A vital aspect of prediction is that a model derived from one data set can be transported to another. ‘The idea of validating a prognostic model is generally taken to mean establishing that it works satisfactorily for patients other than those from whose data the model was derived’ (Altman and Royston, 2000). External model validation was based on the non-OC arm of the Xpect study (Nyboe Andersen ) and focused on two aspects: discrimination and calibration (Leushuis ). Discrimination is the ability of the model to distinguish between subjects with and without the event of interest, in this case between patients with a high or low ovarian response and patients without a high or low response. Discrimination was measured by the area under the ROC curve, the c-statistic. This statistic ranges from 0.5 (no discrimination) to 1 (perfect discrimination) and can be interpreted as the probability that for any discordant pair of subjects (i.e. one subject with the event and one without), the subject with the event has a higher predicted probability than the subject without the event (Harrell ). Calibration refers to correspondence between the predicted probabilities for a high or low ovarian response and the observed proportions. Calibration was assessed visually by comparing predicted probabilities and observed proportions after dividing patients in 10 groups based on their predicted probability and, more formally, by fitting a logistic regression model with a single covariate for the so-called PI, a linear combination of the subject's covariate values and the associated regression coefficients. Ideally, the regression coefficient of the PI is close to 1 and the intercept is close to 0. Usually the regression coefficient is <1, indicating that the impact of the prognostic factors is less strong in new data: the well-known shrinkage phenomenon (Copas, 1983).

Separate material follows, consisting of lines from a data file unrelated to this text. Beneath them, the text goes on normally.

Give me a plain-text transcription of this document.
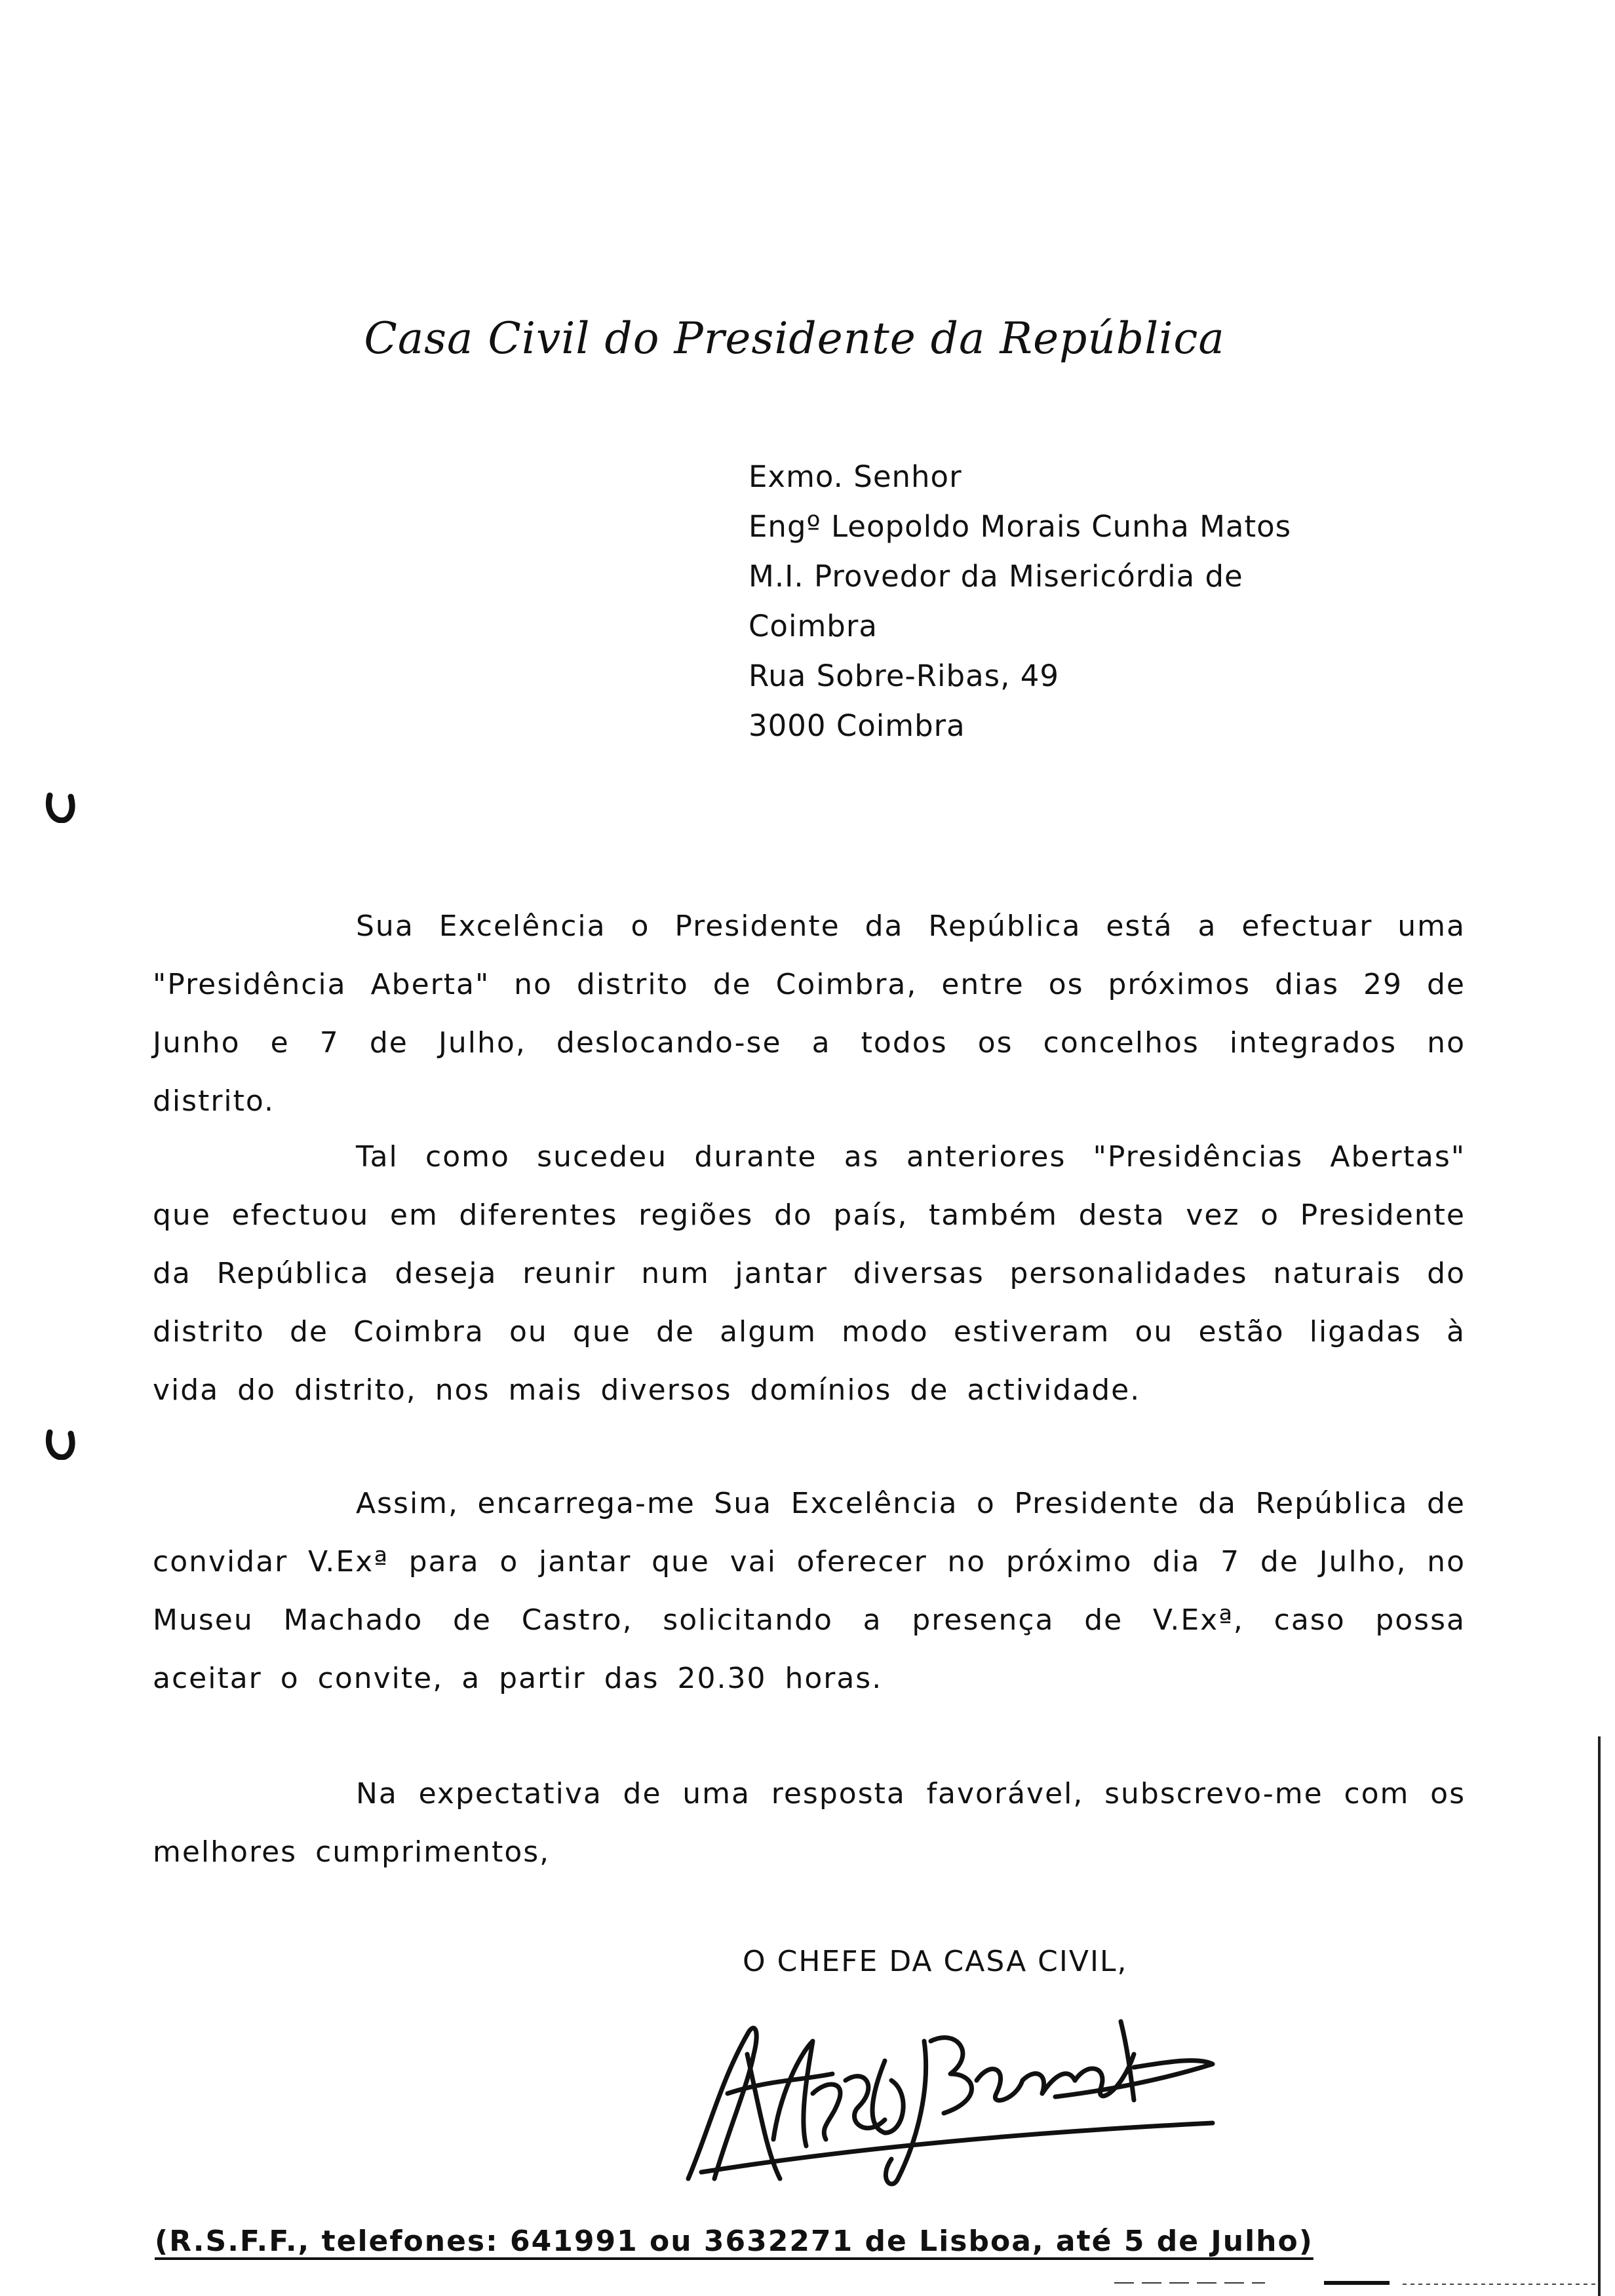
Casa Civil do Presidente da República
Exmo. Senhor
Engº Leopoldo Morais Cunha Matos
M.I. Provedor da Misericórdia de
Coimbra
Rua Sobre-Ribas, 49
3000 Coimbra
Sua Excelência o Presidente da República está a efectuar uma "Presidência Aberta" no distrito de Coimbra, entre os próximos dias 29 de Junho e 7 de Julho, deslocando-se a todos os concelhos integrados no distrito.
Tal como sucedeu durante as anteriores "Presidências Abertas" que efectuou em diferentes regiões do país, também desta vez o Presidente da República deseja reunir num jantar diversas personalidades naturais do distrito de Coimbra ou que de algum modo estiveram ou estão ligadas à vida do distrito, nos mais diversos domínios de actividade.
Assim, encarrega-me Sua Excelência o Presidente da República de convidar V.Exª para o jantar que vai oferecer no próximo dia 7 de Julho, no Museu Machado de Castro, solicitando a presença de V.Exª, caso possa aceitar o convite, a partir das 20.30 horas.
Na expectativa de uma resposta favorável, subscrevo-me com os melhores cumprimentos,
O CHEFE DA CASA CIVIL,
(R.S.F.F., telefones: 641991 ou 3632271 de Lisboa, até 5 de Julho)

An intercept different from 0 indicates that the overall event rate (in this case high and low ovarian responses, respectively) in the new data is different from the old data set. All analyses were performed using SAS PC version 9.1. A P < of 0.05 was considered statistically significant.

Results

Descriptive statistics for potential predictors are given in Tables I and II for the Engage and Xpect trials, respectively. Three patients in the Engage trial who discontinued their COS cycle due to an adverse event had a missing outcome and were excluded from the analysis, leaving 747 patients for analysis. A total of 137 patients had a high ovarian response and 95 patients had a low ovarian response, according to the definitions. In Xpect (n = 199), there were 38 high responders and 32 low responders. The percentages of a high ovarian response in Engage and Xpect were similar (18.3 versus 19.1%), but the percentages of low responders were slightly different (12.7 versus 16.1%).

Table I

Descriptive statistics of potential predictors (covariates) for ovarian response in the rFSH arm of the Engage study—overall and by ovarian response category.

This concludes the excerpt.